Asked about the proliferation of bookmakers in poorer areas, Redwood said,
“I put it down to the fact that poor people believe there’s one shot to get rich. They put getting rich down to luck and think they can take a gamble . . . They also have time on their hands. My voters are too busy working hard to make a reasonable income.”
There it is, the Redwood explanation of inequality. It’s simple, it’s comprehensive, it’s devoid of empathy and it’s seething with contempt for those struggling to get by: if you’re poor, it’s because you just don’t understand that you have to work hard to succeed. You think wealth can just be chanced on as you faff about with betting slips, while the well-off just get out there and strive for their fortunes.
And as a former employee of N. M. Rothschild investment bank, Redwood has had ample opportunity to observe meritocracy in action. Sorry, not meritocracy.

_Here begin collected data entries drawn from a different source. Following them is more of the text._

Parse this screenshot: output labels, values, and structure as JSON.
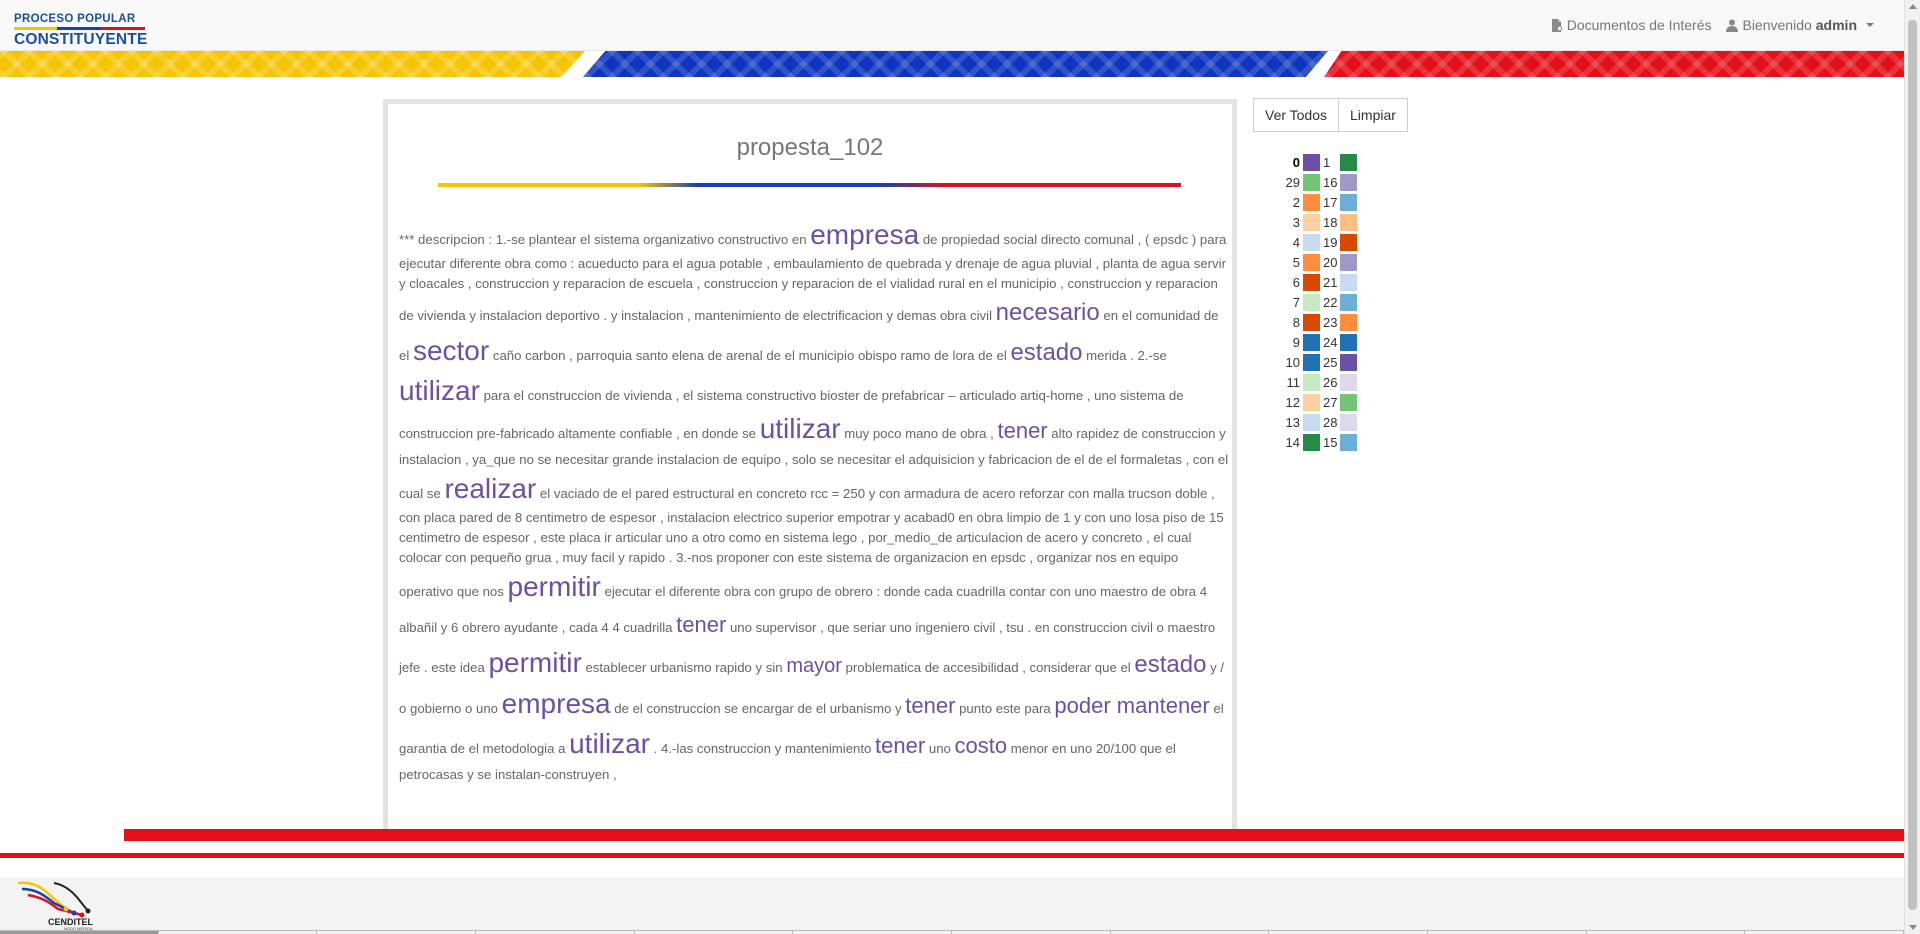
{
  "header": {
    "logo_top": "PROCESO POPULAR",
    "logo_bottom": "CONSTITUYENTE",
    "docs_label": "Documentos de Interés",
    "welcome_label": "Bienvenido",
    "user": "admin"
  },
  "document": {
    "title": "propesta_102",
    "segments": [
      {
        "t": " *** descripcion : 1.-se plantear el sistema organizativo constructivo en "
      },
      {
        "t": "empresa",
        "k": "w",
        "c": "#6a51a3"
      },
      {
        "t": " de propiedad social directo comunal , ( epsdc ) para ejecutar diferente obra como : acueducto para el agua potable , embaulamiento de quebrada y drenaje de agua pluvial , planta de agua servir y cloacales , construccion y reparacion de escuela , construccion y reparacion de el vialidad rural en el municipio , construccion y reparacion de vivienda y instalacion deportivo . y instalacion , mantenimiento de electrificacion y demas obra civil "
      },
      {
        "t": "necesario",
        "k": "w m",
        "c": "#6a51a3"
      },
      {
        "t": " en el comunidad de el "
      },
      {
        "t": "sector",
        "k": "w",
        "c": "#6a51a3"
      },
      {
        "t": " caño carbon , parroquia santo elena de arenal de el municipio obispo ramo de lora de el "
      },
      {
        "t": "estado",
        "k": "w m",
        "c": "#6a51a3"
      },
      {
        "t": " merida . 2.-se "
      },
      {
        "t": "utilizar",
        "k": "w",
        "c": "#6a51a3"
      },
      {
        "t": " para el construccion de vivienda , el sistema constructivo bioster de prefabricar – articulado artiq-home , uno sistema de construccion pre-fabricado altamente confiable , en donde se "
      },
      {
        "t": "utilizar",
        "k": "w",
        "c": "#6a51a3"
      },
      {
        "t": " muy poco mano de obra , "
      },
      {
        "t": "tener",
        "k": "w s",
        "c": "#6a51a3"
      },
      {
        "t": " alto rapidez de construccion y instalacion , ya_que no se necesitar grande instalacion de equipo , solo se necesitar el adquisicion y fabricacion de el de el formaletas , con el cual se "
      },
      {
        "t": "realizar",
        "k": "w",
        "c": "#6a51a3"
      },
      {
        "t": " el vaciado de el pared estructural en concreto rcc = 250 y con armadura de acero reforzar con malla trucson doble , con placa pared de 8 centimetro de espesor , instalacion electrico superior empotrar y acabad0 en obra limpio de 1 y con uno losa piso de 15 centimetro de espesor , este placa ir articular uno a otro como en sistema lego , por_medio_de articulacion de acero y concreto , el cual colocar con pequeño grua , muy facil y rapido . 3.-nos proponer con este sistema de organizacion en epsdc , organizar nos en equipo operativo que nos "
      },
      {
        "t": "permitir",
        "k": "w",
        "c": "#6a51a3"
      },
      {
        "t": " ejecutar el diferente obra con grupo de obrero : donde cada cuadrilla contar con uno maestro de obra 4 albañil y 6 obrero ayudante , cada 4 4 cuadrilla "
      },
      {
        "t": "tener",
        "k": "w s",
        "c": "#6a51a3"
      },
      {
        "t": " uno supervisor , que seriar uno ingeniero civil , tsu . en construccion civil o maestro jefe . este idea "
      },
      {
        "t": "permitir",
        "k": "w",
        "c": "#6a51a3"
      },
      {
        "t": " establecer urbanismo rapido y sin "
      },
      {
        "t": "mayor",
        "k": "w xs",
        "c": "#6a51a3"
      },
      {
        "t": " problematica de accesibilidad , considerar que el "
      },
      {
        "t": "estado",
        "k": "w m",
        "c": "#6a51a3"
      },
      {
        "t": " y / o gobierno o uno "
      },
      {
        "t": "empresa",
        "k": "w",
        "c": "#6a51a3"
      },
      {
        "t": " de el construccion se encargar de el urbanismo y "
      },
      {
        "t": "tener",
        "k": "w s",
        "c": "#6a51a3"
      },
      {
        "t": " punto este para "
      },
      {
        "t": "poder mantener",
        "k": "w s",
        "c": "#6a51a3"
      },
      {
        "t": " el garantia de el metodologia a "
      },
      {
        "t": "utilizar",
        "k": "w",
        "c": "#6a51a3"
      },
      {
        "t": " . 4.-las construccion y mantenimiento "
      },
      {
        "t": "tener",
        "k": "w s",
        "c": "#6a51a3"
      },
      {
        "t": " uno "
      },
      {
        "t": "costo",
        "k": "w s",
        "c": "#6a51a3"
      },
      {
        "t": " menor en uno 20/100 que el petrocasas y se instalan-construyen ,"
      }
    ]
  },
  "buttons": {
    "view_all": "Ver Todos",
    "clear": "Limpiar"
  },
  "legend": {
    "rows": [
      {
        "a": "0",
        "ac": "#6a51a3",
        "b": "1",
        "bc": "#238b45",
        "active": true
      },
      {
        "a": "29",
        "ac": "#74c476",
        "b": "16",
        "bc": "#9e9ac8"
      },
      {
        "a": "2",
        "ac": "#fd8d3c",
        "b": "17",
        "bc": "#6baed6"
      },
      {
        "a": "3",
        "ac": "#fdd0a2",
        "b": "18",
        "bc": "#fdbe85"
      },
      {
        "a": "4",
        "ac": "#c6dbef",
        "b": "19",
        "bc": "#d94801"
      },
      {
        "a": "5",
        "ac": "#fd8d3c",
        "b": "20",
        "bc": "#9e9ac8"
      },
      {
        "a": "6",
        "ac": "#d94801",
        "b": "21",
        "bc": "#c6dbef"
      },
      {
        "a": "7",
        "ac": "#c7e9c0",
        "b": "22",
        "bc": "#6baed6"
      },
      {
        "a": "8",
        "ac": "#d94801",
        "b": "23",
        "bc": "#fd8d3c"
      },
      {
        "a": "9",
        "ac": "#2171b5",
        "b": "24",
        "bc": "#2171b5"
      },
      {
        "a": "10",
        "ac": "#2171b5",
        "b": "25",
        "bc": "#6a51a3"
      },
      {
        "a": "11",
        "ac": "#c7e9c0",
        "b": "26",
        "bc": "#dadaeb"
      },
      {
        "a": "12",
        "ac": "#fdd0a2",
        "b": "27",
        "bc": "#74c476"
      },
      {
        "a": "13",
        "ac": "#c6dbef",
        "b": "28",
        "bc": "#dadaeb"
      },
      {
        "a": "14",
        "ac": "#238b45",
        "b": "15",
        "bc": "#6baed6"
      }
    ]
  },
  "footer": {
    "logo_text": "CENDITEL",
    "logo_sub": "NODO MÉRIDA"
  }
}
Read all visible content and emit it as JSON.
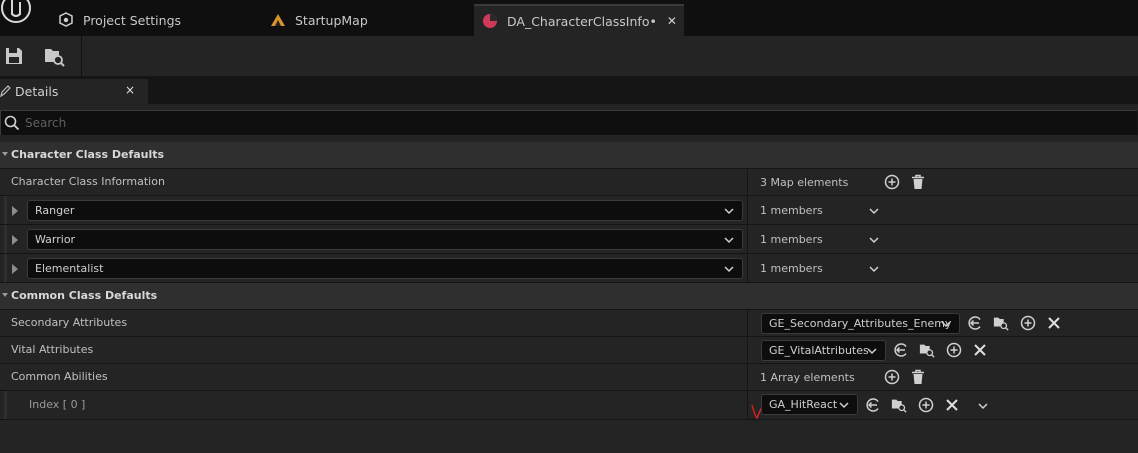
{
  "tabs": [
    {
      "label": "Project Settings",
      "icon": "gear-cube-icon"
    },
    {
      "label": "StartupMap",
      "icon": "level-map-icon"
    },
    {
      "label": "DA_CharacterClassInfo•",
      "icon": "data-asset-icon",
      "active": true
    }
  ],
  "toolbar": {
    "save_icon": "save-icon",
    "browse_icon": "browse-in-content-browser-icon"
  },
  "details": {
    "title": "Details",
    "close": "×"
  },
  "search": {
    "placeholder": "Search"
  },
  "sections": {
    "character_class_defaults": "Character Class Defaults",
    "common_class_defaults": "Common Class Defaults"
  },
  "character_class_information": {
    "label": "Character Class Information",
    "count": "3 Map elements",
    "entries": [
      {
        "key": "Ranger",
        "members": "1 members"
      },
      {
        "key": "Warrior",
        "members": "1 members"
      },
      {
        "key": "Elementalist",
        "members": "1 members"
      }
    ]
  },
  "secondary_attributes": {
    "label": "Secondary Attributes",
    "value": "GE_Secondary_Attributes_Enemy"
  },
  "vital_attributes": {
    "label": "Vital Attributes",
    "value": "GE_VitalAttributes"
  },
  "common_abilities": {
    "label": "Common Abilities",
    "count": "1 Array elements",
    "elements": [
      {
        "label": "Index [ 0 ]",
        "value": "GA_HitReact"
      }
    ]
  },
  "colors": {
    "accent_active_tab": "#d03a5a",
    "annotation": "#e02020"
  }
}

I meant to say he’s had ample opportunity to observe the assumption of vast riches through the dumb accident of inheritance. That’s the one.
Casting poverty as the result of individual spiritual failure is seductive because it gets the government off the hook. It’s not George Osborne’s catastrophe economics that mean people are left struggling to stretch a shrinking income over an ever-increasing cost of living, it’s just in their nature to be poor. Nothing to be done about it.
And Redwood’s not the only Conservative to grasp at essentialist explanations for poverty. Iain Duncan Smith loves this stuff, spouting neuroscience-ish guff about how deprived children grow up to have “small brains” (the researcher IDS quoted said the politician had distorted his work), and offering sweeping psychological judgements about unemployed people’s reluctance to take risks.
In Redwood’s version the original sin of the poor is that they’re too willing to gamble, creating a weird composite figure of the Tory version of a poor person: someone who’s too cautious to move for a new job, but happy to take the odds of beating the bookies. The idea of a correlation between gambling and unemployment is, of course, nonsense: in 2000, the Gambling Commission found [pdf] that “people in paid work were by far the most likely to have gambled in the past year”.
Bookmakers don’t appear in deprived areas because the jobless are compulsive gamblers, but because empty shops on ailing high streets mean cheap premises. Your social class does influence the sort of gambling you’re likely to take up, though: John Redwood’s constituents in Wokingham might be too busy to make bets, but perhaps some of them will squeeze in a visit across the boundary to Reading where they’ll soon have a choice of two super casinos.
When it comes to gambling, the house always wins, and there’s a similar dreary inevitability in Conservative attitudes to poverty: if you’re poor, it doesn’t matter whether you take your chances or play it safe: the Tories will find a way to hate and blame you for your circumstances either way.